Дело сделано. Теперь главное не пожалеть об этом.
Лишение крыльев с последующим изгнанием в мир людей — самое страшное наказание, которому только может подвергнуться ангел… Грехопадения с демоном должно быть достаточно. А, в крайнем случае, у меня остается еще и нежелание раскаяться. Я не могу лгать но, пожалуй, моя вера в свою правоту может создать впечатление отказа от Учения. Господи, дай мне силы не раскаяться до конца!
Вернувшись в астральный мир, первым делом забываюсь в молитве. Страстно, истово, с полным самоотречением. В материальном мире я бы сейчас, наверное, с таким же усердием отмывался. До ссадин, до содранной кожи. Стараясь стереть, уничтожить все воспоминания о произошедшем.

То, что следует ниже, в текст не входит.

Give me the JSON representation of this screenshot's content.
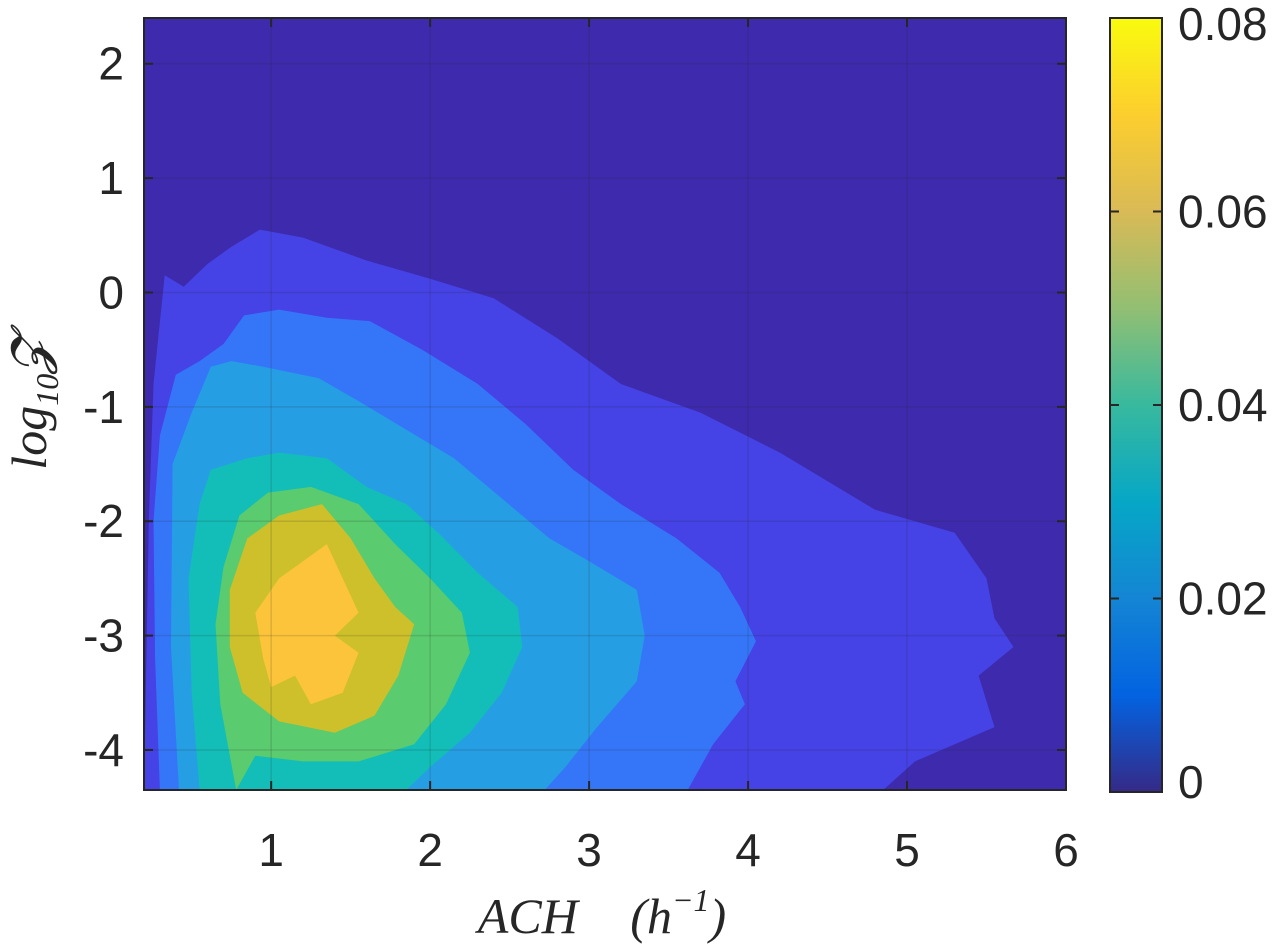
{
  "chart_data": {
    "type": "contourf",
    "xlabel": "ACH",
    "xlabel_unit": "(h",
    "xlabel_unit_exp": "−1",
    "xlabel_unit_close": ")",
    "ylabel": "log",
    "ylabel_sub": "10",
    "ylabel_var": "𝓩",
    "xlim": [
      0.2,
      6
    ],
    "ylim": [
      -4.35,
      2.4
    ],
    "xticks": [
      1,
      2,
      3,
      4,
      5,
      6
    ],
    "xtick_labels": [
      "1",
      "2",
      "3",
      "4",
      "5",
      "6"
    ],
    "yticks": [
      2,
      1,
      0,
      -1,
      -2,
      -3,
      -4
    ],
    "ytick_labels": [
      "2",
      "1",
      "0",
      "-1",
      "-2",
      "-3",
      "-4"
    ],
    "colorbar": {
      "range": [
        0,
        0.08
      ],
      "ticks": [
        0,
        0.02,
        0.04,
        0.06,
        0.08
      ],
      "tick_labels": [
        "0",
        "0.02",
        "0.04",
        "0.06",
        "0.08"
      ],
      "colormap": "parula"
    },
    "grid": true,
    "levels": [
      {
        "level": 0.005,
        "color": "#4542e6"
      },
      {
        "level": 0.012,
        "color": "#3576f8"
      },
      {
        "level": 0.02,
        "color": "#269ee4"
      },
      {
        "level": 0.03,
        "color": "#13beb8"
      },
      {
        "level": 0.04,
        "color": "#5acb6e"
      },
      {
        "level": 0.052,
        "color": "#cdc02b"
      },
      {
        "level": 0.065,
        "color": "#fcc43a"
      }
    ],
    "background_color": "#3e2aad",
    "contours": [
      [
        [
          0.2,
          -4.35
        ],
        [
          0.23,
          -2.0
        ],
        [
          0.26,
          -0.8
        ],
        [
          0.33,
          0.15
        ],
        [
          0.45,
          0.05
        ],
        [
          0.6,
          0.25
        ],
        [
          0.75,
          0.4
        ],
        [
          0.93,
          0.55
        ],
        [
          1.2,
          0.48
        ],
        [
          1.6,
          0.28
        ],
        [
          2.0,
          0.12
        ],
        [
          2.4,
          -0.05
        ],
        [
          2.8,
          -0.4
        ],
        [
          3.2,
          -0.8
        ],
        [
          3.7,
          -1.05
        ],
        [
          4.2,
          -1.4
        ],
        [
          4.5,
          -1.65
        ],
        [
          4.8,
          -1.9
        ],
        [
          5.3,
          -2.1
        ],
        [
          5.5,
          -2.5
        ],
        [
          5.55,
          -2.85
        ],
        [
          5.67,
          -3.1
        ],
        [
          5.45,
          -3.35
        ],
        [
          5.55,
          -3.8
        ],
        [
          5.05,
          -4.1
        ],
        [
          4.85,
          -4.35
        ]
      ],
      [
        [
          0.3,
          -4.35
        ],
        [
          0.27,
          -3.2
        ],
        [
          0.26,
          -2.0
        ],
        [
          0.3,
          -1.25
        ],
        [
          0.4,
          -0.72
        ],
        [
          0.55,
          -0.6
        ],
        [
          0.7,
          -0.45
        ],
        [
          0.83,
          -0.2
        ],
        [
          1.05,
          -0.15
        ],
        [
          1.35,
          -0.22
        ],
        [
          1.62,
          -0.25
        ],
        [
          1.95,
          -0.5
        ],
        [
          2.3,
          -0.8
        ],
        [
          2.6,
          -1.15
        ],
        [
          2.9,
          -1.55
        ],
        [
          3.2,
          -1.85
        ],
        [
          3.55,
          -2.15
        ],
        [
          3.82,
          -2.45
        ],
        [
          3.95,
          -2.75
        ],
        [
          4.05,
          -3.05
        ],
        [
          3.92,
          -3.4
        ],
        [
          3.98,
          -3.6
        ],
        [
          3.78,
          -3.95
        ],
        [
          3.62,
          -4.35
        ]
      ],
      [
        [
          0.42,
          -4.35
        ],
        [
          0.37,
          -3.1
        ],
        [
          0.38,
          -1.5
        ],
        [
          0.5,
          -1.05
        ],
        [
          0.62,
          -0.65
        ],
        [
          0.75,
          -0.6
        ],
        [
          0.95,
          -0.65
        ],
        [
          1.3,
          -0.75
        ],
        [
          1.55,
          -0.95
        ],
        [
          1.85,
          -1.2
        ],
        [
          2.15,
          -1.45
        ],
        [
          2.45,
          -1.8
        ],
        [
          2.75,
          -2.15
        ],
        [
          3.0,
          -2.35
        ],
        [
          3.3,
          -2.6
        ],
        [
          3.35,
          -3.0
        ],
        [
          3.3,
          -3.4
        ],
        [
          3.05,
          -3.8
        ],
        [
          2.85,
          -4.15
        ],
        [
          2.72,
          -4.35
        ]
      ],
      [
        [
          0.55,
          -4.35
        ],
        [
          0.5,
          -3.5
        ],
        [
          0.48,
          -2.5
        ],
        [
          0.55,
          -1.85
        ],
        [
          0.62,
          -1.55
        ],
        [
          0.85,
          -1.45
        ],
        [
          1.05,
          -1.4
        ],
        [
          1.35,
          -1.45
        ],
        [
          1.6,
          -1.7
        ],
        [
          1.85,
          -1.85
        ],
        [
          2.05,
          -2.1
        ],
        [
          2.3,
          -2.45
        ],
        [
          2.55,
          -2.75
        ],
        [
          2.58,
          -3.1
        ],
        [
          2.45,
          -3.5
        ],
        [
          2.25,
          -3.85
        ],
        [
          2.0,
          -4.15
        ],
        [
          1.85,
          -4.35
        ]
      ],
      [
        [
          0.78,
          -4.35
        ],
        [
          0.68,
          -3.6
        ],
        [
          0.65,
          -2.9
        ],
        [
          0.7,
          -2.4
        ],
        [
          0.8,
          -1.95
        ],
        [
          0.98,
          -1.75
        ],
        [
          1.25,
          -1.7
        ],
        [
          1.55,
          -1.85
        ],
        [
          1.78,
          -2.2
        ],
        [
          2.0,
          -2.5
        ],
        [
          2.2,
          -2.8
        ],
        [
          2.25,
          -3.15
        ],
        [
          2.1,
          -3.6
        ],
        [
          1.9,
          -3.95
        ],
        [
          1.55,
          -4.1
        ],
        [
          1.2,
          -4.1
        ],
        [
          0.9,
          -4.05
        ]
      ],
      [
        [
          0.82,
          -3.5
        ],
        [
          0.74,
          -3.1
        ],
        [
          0.74,
          -2.6
        ],
        [
          0.85,
          -2.15
        ],
        [
          1.05,
          -1.95
        ],
        [
          1.32,
          -1.85
        ],
        [
          1.5,
          -2.15
        ],
        [
          1.65,
          -2.5
        ],
        [
          1.78,
          -2.75
        ],
        [
          1.9,
          -2.9
        ],
        [
          1.8,
          -3.35
        ],
        [
          1.65,
          -3.7
        ],
        [
          1.4,
          -3.85
        ],
        [
          1.05,
          -3.75
        ]
      ],
      [
        [
          0.95,
          -3.2
        ],
        [
          0.9,
          -2.8
        ],
        [
          1.05,
          -2.5
        ],
        [
          1.2,
          -2.35
        ],
        [
          1.35,
          -2.2
        ],
        [
          1.45,
          -2.5
        ],
        [
          1.55,
          -2.8
        ],
        [
          1.4,
          -3.0
        ],
        [
          1.55,
          -3.15
        ],
        [
          1.45,
          -3.5
        ],
        [
          1.25,
          -3.6
        ],
        [
          1.15,
          -3.35
        ],
        [
          1.0,
          -3.45
        ]
      ]
    ]
  }
}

Память не сотрешь и случившееся не исправишь. Теперь нужно только продержаться до конца. К Старшему, пожалуй, лучше явиться самостоятельно. Если, обнаружив, меня приведут силой, это будет… жалко.
У меня еще оставалось немного времени. Нужно попросить прощения у Шиэль. Она поймет. Наверное.